The startup, which emerged from Estonia’s National Institute of Physical Chemistry and Biophysics (NICPB), sought to create a more effective solution for bacterial wound infections, which affect an estimated 100 million people worldwide, including those with diabetes.

“Conventional wound dressings use silver,” Olesja Bondarenko, CEO of Nanordica, tells TNW.

“Silver has good antibacterial properties, but the problem is that it also has side effects and can cause wound healing problems.”

After further investigation, the team discovered that the key was in the combination of silver with copper nanoparticles.

“We found that they amplify each other and at the same time reduce adverse effects,” Bondarenko says.

Nanordica’s dressing attracts bacteria and inactivates their effect, allowing tissue regeneration and wound healing. The Tallinn-based start-up claims the solution offers eight times better treatment compared to standard care products.

The company has already conducted a small clinical trial in Estonia with 30 diabetic patients suffering from food ulcers. The results were promising: the wound dressing demonstrated twice as fast healing compared to a commonly used silver alternative.

Nanordica plans to confirm these findings with a larger upcoming trial and hopes to obtain approval from the EU health regulator this year.

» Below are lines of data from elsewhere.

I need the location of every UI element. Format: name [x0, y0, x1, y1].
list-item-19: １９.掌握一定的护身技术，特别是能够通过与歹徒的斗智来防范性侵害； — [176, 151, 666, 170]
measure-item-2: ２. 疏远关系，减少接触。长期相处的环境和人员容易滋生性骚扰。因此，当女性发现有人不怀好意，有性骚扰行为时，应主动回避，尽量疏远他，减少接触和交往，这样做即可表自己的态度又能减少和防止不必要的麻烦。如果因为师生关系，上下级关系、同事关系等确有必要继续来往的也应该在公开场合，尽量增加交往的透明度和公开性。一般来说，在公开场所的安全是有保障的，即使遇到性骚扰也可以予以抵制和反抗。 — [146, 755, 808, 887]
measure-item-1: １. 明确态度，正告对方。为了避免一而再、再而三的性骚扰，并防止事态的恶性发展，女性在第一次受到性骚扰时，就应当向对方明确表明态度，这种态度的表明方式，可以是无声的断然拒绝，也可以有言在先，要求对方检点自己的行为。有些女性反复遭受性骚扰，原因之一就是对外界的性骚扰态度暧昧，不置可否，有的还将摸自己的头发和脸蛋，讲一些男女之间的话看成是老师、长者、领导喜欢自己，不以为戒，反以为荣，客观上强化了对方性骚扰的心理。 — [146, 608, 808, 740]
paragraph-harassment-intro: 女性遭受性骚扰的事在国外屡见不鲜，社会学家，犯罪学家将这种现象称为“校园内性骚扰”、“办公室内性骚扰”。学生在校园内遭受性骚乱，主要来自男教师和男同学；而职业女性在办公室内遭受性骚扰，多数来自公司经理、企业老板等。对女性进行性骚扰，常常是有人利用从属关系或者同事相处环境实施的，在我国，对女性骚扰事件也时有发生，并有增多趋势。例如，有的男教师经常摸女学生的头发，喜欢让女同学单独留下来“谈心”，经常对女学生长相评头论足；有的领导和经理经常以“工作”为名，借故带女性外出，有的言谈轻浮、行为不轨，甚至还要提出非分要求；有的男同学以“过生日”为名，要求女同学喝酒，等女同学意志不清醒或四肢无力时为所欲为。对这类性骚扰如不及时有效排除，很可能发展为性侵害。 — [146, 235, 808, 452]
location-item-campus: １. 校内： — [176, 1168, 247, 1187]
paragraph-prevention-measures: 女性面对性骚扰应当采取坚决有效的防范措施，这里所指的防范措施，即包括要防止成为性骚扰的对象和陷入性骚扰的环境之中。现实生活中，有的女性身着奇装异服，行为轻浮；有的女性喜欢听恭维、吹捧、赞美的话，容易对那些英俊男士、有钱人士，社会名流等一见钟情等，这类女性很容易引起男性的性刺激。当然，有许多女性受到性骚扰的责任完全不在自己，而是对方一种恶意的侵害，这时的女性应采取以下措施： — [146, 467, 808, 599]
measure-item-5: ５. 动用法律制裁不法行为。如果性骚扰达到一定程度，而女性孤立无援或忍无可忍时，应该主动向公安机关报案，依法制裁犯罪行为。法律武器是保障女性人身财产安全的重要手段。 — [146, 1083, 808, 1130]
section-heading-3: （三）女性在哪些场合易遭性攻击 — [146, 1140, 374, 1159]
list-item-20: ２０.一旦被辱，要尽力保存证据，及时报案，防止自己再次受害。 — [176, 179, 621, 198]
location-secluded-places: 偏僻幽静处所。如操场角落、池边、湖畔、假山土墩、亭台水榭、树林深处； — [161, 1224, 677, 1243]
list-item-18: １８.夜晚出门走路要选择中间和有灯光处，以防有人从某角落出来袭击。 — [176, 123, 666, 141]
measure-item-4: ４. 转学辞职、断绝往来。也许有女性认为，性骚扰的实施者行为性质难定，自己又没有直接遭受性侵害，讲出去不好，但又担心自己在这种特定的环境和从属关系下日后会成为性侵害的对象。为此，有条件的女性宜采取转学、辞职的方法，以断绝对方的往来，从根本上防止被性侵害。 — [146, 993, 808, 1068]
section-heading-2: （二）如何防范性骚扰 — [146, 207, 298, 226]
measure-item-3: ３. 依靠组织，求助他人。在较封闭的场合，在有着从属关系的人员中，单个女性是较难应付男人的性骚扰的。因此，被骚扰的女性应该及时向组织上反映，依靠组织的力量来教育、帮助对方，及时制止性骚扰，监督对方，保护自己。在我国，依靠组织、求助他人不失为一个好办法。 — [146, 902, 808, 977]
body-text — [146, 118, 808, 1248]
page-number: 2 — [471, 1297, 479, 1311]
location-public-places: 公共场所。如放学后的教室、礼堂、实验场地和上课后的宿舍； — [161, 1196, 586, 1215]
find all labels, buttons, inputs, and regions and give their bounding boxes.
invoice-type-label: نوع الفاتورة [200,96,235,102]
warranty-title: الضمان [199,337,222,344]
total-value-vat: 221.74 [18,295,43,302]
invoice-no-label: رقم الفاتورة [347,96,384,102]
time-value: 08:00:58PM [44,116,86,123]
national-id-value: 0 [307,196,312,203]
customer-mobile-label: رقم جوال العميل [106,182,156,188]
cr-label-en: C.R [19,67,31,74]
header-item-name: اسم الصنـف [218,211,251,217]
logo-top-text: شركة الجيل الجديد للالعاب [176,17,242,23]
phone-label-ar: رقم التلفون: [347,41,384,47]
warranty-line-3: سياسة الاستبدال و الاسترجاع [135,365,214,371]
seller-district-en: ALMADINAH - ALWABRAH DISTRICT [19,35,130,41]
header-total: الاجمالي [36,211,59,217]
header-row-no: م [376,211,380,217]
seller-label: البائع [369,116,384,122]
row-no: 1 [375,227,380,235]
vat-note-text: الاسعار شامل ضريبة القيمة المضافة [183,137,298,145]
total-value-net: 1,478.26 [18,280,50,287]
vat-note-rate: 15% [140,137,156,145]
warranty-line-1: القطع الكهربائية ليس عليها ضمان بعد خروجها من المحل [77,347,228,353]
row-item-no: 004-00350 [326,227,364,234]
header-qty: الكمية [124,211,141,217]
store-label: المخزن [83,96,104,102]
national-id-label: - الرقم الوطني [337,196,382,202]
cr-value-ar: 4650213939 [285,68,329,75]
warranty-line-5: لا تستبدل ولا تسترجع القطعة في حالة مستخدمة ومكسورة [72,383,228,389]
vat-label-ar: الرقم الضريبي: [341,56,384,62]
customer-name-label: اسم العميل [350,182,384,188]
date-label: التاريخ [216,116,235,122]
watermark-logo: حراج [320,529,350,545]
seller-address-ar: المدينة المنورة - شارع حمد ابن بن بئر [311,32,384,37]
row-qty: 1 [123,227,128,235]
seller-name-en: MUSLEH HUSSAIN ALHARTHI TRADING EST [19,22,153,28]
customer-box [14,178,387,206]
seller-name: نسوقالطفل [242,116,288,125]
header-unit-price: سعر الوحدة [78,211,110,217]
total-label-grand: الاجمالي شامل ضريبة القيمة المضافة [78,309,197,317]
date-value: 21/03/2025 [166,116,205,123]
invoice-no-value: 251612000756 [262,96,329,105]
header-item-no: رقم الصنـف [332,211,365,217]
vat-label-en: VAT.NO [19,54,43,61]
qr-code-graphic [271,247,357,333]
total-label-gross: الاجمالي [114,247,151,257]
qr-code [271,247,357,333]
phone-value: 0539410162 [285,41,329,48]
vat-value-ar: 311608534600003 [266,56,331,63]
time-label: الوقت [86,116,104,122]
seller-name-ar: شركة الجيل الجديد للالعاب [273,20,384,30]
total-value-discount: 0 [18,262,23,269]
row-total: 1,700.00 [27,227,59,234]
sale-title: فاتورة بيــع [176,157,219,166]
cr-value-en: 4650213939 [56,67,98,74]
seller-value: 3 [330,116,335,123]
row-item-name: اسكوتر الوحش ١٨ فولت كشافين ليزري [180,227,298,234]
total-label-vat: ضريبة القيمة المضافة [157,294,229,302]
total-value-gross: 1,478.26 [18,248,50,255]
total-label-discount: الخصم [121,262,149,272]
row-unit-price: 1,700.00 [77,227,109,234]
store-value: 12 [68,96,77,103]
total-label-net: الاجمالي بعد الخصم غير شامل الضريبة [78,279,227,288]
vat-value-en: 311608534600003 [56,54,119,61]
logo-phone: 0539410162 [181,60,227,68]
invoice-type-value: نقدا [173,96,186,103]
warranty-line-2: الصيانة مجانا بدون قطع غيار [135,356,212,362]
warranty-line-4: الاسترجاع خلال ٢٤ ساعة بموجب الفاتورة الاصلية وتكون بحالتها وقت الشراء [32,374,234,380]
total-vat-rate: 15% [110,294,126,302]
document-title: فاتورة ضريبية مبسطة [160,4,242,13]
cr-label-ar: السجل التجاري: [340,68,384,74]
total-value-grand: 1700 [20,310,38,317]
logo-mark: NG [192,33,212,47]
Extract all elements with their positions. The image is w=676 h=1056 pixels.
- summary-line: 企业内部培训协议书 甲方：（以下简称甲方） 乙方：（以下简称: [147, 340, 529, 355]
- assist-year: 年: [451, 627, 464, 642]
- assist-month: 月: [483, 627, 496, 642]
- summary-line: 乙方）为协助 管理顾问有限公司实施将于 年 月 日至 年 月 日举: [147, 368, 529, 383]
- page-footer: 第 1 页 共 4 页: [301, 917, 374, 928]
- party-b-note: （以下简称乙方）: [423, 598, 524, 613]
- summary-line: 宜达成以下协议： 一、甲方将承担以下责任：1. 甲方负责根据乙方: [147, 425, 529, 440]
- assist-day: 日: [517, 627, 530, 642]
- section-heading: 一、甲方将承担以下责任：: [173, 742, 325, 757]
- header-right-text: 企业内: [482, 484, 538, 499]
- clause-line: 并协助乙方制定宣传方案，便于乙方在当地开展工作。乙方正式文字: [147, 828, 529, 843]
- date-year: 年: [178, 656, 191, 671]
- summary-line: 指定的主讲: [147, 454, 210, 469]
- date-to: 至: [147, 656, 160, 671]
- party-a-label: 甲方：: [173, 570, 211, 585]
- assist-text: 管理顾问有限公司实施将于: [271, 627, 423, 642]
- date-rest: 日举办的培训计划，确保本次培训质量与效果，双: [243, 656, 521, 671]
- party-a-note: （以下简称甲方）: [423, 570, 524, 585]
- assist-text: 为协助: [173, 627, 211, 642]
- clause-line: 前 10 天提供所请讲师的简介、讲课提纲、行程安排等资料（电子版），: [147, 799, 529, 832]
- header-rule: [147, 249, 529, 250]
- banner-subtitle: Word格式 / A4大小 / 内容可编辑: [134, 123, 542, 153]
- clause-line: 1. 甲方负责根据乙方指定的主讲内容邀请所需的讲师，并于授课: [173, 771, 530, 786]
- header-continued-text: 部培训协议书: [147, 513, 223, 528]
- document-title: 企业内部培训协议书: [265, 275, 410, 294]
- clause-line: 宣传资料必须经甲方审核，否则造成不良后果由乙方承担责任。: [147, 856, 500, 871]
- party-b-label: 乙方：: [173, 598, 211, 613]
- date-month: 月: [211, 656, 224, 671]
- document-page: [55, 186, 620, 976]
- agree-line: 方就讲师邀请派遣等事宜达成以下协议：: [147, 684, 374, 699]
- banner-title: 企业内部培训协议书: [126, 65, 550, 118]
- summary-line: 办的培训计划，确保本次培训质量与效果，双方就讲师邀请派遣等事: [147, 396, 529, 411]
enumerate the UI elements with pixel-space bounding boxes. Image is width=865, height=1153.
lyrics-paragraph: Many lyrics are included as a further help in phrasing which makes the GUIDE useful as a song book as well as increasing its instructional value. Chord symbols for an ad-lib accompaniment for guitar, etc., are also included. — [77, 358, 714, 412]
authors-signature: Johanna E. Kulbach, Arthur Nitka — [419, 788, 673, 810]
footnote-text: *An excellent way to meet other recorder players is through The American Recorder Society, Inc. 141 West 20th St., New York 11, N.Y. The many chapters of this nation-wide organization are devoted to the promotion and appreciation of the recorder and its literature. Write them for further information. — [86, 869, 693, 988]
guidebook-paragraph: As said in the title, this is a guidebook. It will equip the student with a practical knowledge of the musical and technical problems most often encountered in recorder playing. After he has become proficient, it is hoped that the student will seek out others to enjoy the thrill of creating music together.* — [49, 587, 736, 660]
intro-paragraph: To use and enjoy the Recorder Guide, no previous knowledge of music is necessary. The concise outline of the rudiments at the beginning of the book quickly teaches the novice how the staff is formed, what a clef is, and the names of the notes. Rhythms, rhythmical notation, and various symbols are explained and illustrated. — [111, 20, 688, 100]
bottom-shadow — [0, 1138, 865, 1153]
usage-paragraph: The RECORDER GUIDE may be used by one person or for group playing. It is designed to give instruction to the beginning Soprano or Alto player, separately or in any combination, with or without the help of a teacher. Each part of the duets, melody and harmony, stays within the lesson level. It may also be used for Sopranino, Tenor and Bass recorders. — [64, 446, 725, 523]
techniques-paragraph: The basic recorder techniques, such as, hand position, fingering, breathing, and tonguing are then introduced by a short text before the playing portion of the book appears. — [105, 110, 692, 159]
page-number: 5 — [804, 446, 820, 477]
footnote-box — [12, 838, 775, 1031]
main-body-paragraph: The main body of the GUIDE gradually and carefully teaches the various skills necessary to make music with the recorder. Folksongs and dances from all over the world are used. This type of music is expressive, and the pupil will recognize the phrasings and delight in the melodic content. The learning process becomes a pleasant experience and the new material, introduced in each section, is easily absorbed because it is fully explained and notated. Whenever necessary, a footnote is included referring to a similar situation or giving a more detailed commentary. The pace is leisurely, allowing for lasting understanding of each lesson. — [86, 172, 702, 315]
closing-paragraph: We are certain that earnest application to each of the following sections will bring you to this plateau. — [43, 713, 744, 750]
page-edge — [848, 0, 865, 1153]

Following the planned commercialisation of its wound dressings in 2025, the company will seek to expand its range of antibacterial products.

Nanordica has recently raised €1.75 million from venture capital investors. In the first few years after its founding in 2019, it relied on founder funding and grants from EIC, Enterprise Estonia and NICPB, from which it purchased the intellectual property.

According to Bondarenko, software has historically dominated investor interest.

“But now I think there is a real transformation,” says Bondarenko.

“There is a growing awareness that science-based deeptech is very important. And the same investors who were focusing on software are now considering other possibilities.”

“There is a good chance that we will soon see unicorns in the healthcare technology sector and, more broadly, in deep technology.”